# mg/l to degree conversion



## lakerat37 (Aug 4, 2005)

is this the correct formula to convert mg/l to degrees of KH or GH?

mg/l divided by 17.8 = degrees of KH or GH


I am trying to figure out the CO2 saturation in my planted tank.

My KH is 60 mg/l and the PH is 7.4 I really do not think I have enough injected CO2.

The GH is 80 mg/l (slightly soft?)


Thankx, lakerat37


----------



## Salt (Apr 5, 2005)

"Degree" is a German measurement based on the measurement of calcium in calcium oxide. One degree equals an equivalent of 10 ppm of calcium oxide.

Based on atomic weights, 10 ppm of calcium oxide is 7.15 ppm of calcium and 2.85 ppm of oxygen.

To carry this over to calcium carbonate so that you also get 7.15 ppm of calcium, you need 17.86 ppm of calcium carbonate. This contains 7.15 ppm of calcium and 10.71 ppm of carbonate.

In order to convert correctly, you need to know which standard your test kit is measuring. If its ppm reading is equivalent to calcium carbonate, then dividing its result by 17.86 will yield degrees of hardness. If its ppm reading is equivalent to calcium oxide, then dividing its result by 10 will yield degrees of hardness.


----------



## Laith (Sep 4, 2004)

No, you definitely don't have enough CO2...

60mg/l of KH divided by 17.86 gives you a KH of 3.4. At a pH of 7.4, you get a CO2 level of 4mg/l which is basically what you would have with *no* CO2 injection.

If the reading is given in equivalence to Calcium Oxide (which test kits do this by the way... never heard of it) you'd have a KH of 6. This give you CO2 at 7mg/l; still way too low.
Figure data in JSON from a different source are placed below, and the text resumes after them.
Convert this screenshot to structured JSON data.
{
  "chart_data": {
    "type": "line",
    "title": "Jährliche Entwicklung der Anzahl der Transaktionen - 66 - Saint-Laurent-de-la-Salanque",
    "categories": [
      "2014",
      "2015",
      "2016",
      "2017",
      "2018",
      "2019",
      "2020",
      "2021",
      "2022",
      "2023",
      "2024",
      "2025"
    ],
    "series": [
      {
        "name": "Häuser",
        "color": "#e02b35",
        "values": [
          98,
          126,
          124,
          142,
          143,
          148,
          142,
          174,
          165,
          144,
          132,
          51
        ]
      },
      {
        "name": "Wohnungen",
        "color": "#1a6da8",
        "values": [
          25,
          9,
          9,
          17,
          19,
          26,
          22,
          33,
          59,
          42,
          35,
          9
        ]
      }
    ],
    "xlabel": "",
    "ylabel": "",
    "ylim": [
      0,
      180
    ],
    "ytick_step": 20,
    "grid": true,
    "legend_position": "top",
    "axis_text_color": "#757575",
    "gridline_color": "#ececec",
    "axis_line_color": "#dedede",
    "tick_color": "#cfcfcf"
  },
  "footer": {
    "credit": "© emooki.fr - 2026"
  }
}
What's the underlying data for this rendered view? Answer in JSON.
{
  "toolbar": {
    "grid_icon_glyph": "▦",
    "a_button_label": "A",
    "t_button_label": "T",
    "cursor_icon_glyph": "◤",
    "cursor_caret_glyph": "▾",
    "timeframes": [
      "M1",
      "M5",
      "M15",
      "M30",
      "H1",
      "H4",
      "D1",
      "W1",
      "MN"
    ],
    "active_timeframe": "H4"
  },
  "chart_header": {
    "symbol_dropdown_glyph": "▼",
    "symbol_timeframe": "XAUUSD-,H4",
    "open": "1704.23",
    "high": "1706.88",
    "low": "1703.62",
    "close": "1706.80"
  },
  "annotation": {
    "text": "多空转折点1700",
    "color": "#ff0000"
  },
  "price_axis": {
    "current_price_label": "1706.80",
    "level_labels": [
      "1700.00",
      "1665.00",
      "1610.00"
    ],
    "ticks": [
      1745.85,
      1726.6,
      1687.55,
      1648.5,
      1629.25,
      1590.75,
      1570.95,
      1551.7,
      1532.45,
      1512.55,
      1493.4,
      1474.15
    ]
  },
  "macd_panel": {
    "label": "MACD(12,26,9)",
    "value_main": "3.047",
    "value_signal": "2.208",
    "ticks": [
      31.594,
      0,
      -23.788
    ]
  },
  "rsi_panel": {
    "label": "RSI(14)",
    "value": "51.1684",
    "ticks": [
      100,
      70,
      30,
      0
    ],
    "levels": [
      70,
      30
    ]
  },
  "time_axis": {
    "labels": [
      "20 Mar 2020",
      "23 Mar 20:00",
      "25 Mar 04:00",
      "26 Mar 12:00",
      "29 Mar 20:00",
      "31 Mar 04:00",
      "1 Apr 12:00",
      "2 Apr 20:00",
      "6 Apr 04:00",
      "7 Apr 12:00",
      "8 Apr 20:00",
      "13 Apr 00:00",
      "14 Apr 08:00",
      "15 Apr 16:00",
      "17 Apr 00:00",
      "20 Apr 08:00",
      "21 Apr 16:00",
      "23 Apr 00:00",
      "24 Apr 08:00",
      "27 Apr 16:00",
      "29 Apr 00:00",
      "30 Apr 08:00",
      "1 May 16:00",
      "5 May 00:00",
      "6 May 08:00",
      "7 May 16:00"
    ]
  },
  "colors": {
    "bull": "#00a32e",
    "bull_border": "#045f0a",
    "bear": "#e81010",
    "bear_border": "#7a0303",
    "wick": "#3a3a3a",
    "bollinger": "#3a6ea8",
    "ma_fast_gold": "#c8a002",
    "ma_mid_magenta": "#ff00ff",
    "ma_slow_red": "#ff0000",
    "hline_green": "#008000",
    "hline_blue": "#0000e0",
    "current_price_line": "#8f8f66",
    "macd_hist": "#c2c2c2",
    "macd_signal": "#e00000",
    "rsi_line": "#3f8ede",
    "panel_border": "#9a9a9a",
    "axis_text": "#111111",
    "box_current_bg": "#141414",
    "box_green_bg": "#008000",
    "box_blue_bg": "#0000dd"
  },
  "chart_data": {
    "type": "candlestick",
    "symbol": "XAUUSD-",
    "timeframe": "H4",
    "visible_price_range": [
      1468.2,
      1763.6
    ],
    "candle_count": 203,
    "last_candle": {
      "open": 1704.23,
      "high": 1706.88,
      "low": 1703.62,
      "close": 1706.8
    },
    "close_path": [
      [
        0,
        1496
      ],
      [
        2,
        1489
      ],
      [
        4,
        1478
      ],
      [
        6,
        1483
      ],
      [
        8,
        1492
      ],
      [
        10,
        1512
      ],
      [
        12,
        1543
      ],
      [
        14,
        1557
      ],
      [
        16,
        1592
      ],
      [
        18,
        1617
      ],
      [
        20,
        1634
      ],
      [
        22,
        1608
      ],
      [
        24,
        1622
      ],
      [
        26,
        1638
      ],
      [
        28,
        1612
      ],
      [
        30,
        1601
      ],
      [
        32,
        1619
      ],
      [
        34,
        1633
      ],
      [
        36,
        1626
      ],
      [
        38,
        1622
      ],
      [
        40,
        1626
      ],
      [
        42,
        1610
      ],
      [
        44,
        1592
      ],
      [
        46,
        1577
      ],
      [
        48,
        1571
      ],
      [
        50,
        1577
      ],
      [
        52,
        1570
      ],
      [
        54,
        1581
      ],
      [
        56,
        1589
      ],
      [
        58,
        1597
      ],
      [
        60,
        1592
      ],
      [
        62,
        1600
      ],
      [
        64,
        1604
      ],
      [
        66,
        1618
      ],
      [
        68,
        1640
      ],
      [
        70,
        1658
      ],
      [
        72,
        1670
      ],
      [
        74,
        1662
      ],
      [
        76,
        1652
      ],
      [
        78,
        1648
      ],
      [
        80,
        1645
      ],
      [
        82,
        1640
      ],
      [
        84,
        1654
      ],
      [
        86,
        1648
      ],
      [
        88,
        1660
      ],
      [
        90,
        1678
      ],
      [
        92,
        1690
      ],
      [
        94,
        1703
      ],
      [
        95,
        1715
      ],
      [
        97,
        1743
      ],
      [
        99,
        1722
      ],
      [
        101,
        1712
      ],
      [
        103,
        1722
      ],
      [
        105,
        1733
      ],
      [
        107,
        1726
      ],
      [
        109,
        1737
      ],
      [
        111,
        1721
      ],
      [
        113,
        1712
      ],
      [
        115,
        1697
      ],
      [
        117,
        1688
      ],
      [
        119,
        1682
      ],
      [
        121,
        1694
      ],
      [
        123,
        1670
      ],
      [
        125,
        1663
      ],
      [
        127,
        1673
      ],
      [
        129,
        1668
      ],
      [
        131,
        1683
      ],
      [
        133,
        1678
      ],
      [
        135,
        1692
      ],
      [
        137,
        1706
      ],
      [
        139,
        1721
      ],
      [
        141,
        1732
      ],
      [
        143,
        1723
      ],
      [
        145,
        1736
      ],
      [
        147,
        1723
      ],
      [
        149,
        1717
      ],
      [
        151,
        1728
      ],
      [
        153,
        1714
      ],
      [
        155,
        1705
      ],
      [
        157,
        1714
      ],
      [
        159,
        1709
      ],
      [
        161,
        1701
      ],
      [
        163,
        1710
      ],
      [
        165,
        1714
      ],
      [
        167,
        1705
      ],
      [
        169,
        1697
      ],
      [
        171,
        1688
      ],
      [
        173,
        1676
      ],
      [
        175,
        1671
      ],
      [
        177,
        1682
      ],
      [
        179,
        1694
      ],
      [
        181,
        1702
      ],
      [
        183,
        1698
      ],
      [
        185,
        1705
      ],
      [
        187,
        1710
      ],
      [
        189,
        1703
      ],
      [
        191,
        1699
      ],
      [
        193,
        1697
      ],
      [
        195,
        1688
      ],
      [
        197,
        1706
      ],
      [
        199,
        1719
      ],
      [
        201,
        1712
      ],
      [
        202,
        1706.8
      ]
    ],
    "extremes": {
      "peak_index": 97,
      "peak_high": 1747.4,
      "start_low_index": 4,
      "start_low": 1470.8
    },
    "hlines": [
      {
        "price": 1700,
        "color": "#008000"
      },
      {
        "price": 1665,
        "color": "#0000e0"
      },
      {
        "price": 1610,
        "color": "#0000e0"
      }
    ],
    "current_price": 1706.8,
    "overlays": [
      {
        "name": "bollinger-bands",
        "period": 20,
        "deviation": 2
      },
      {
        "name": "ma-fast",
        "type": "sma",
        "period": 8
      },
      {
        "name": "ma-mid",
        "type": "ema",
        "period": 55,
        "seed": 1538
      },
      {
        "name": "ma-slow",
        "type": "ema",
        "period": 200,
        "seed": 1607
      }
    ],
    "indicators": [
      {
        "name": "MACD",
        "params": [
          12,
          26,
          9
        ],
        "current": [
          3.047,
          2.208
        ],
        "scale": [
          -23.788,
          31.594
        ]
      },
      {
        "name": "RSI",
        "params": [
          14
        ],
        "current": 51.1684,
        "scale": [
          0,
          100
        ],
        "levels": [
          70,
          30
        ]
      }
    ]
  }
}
I'd say you have an issue with the way you diffuse your CO2 into your tank...


----------



## JaySilverman (Jun 19, 2005)

mg/l = ppm

You currently have like 4 ppm of co2 in your tank. Add more co2 till you get your PH down to 6.5

With a KH of 60 ppm and a PH of 6.5 you would have at least 30 ppm of CO2 which is where you want to be.


----------



## lakerat37 (Aug 4, 2005)

Thankx guys! This helps alot...time to crank up the bubble counter.

lakerat37


----------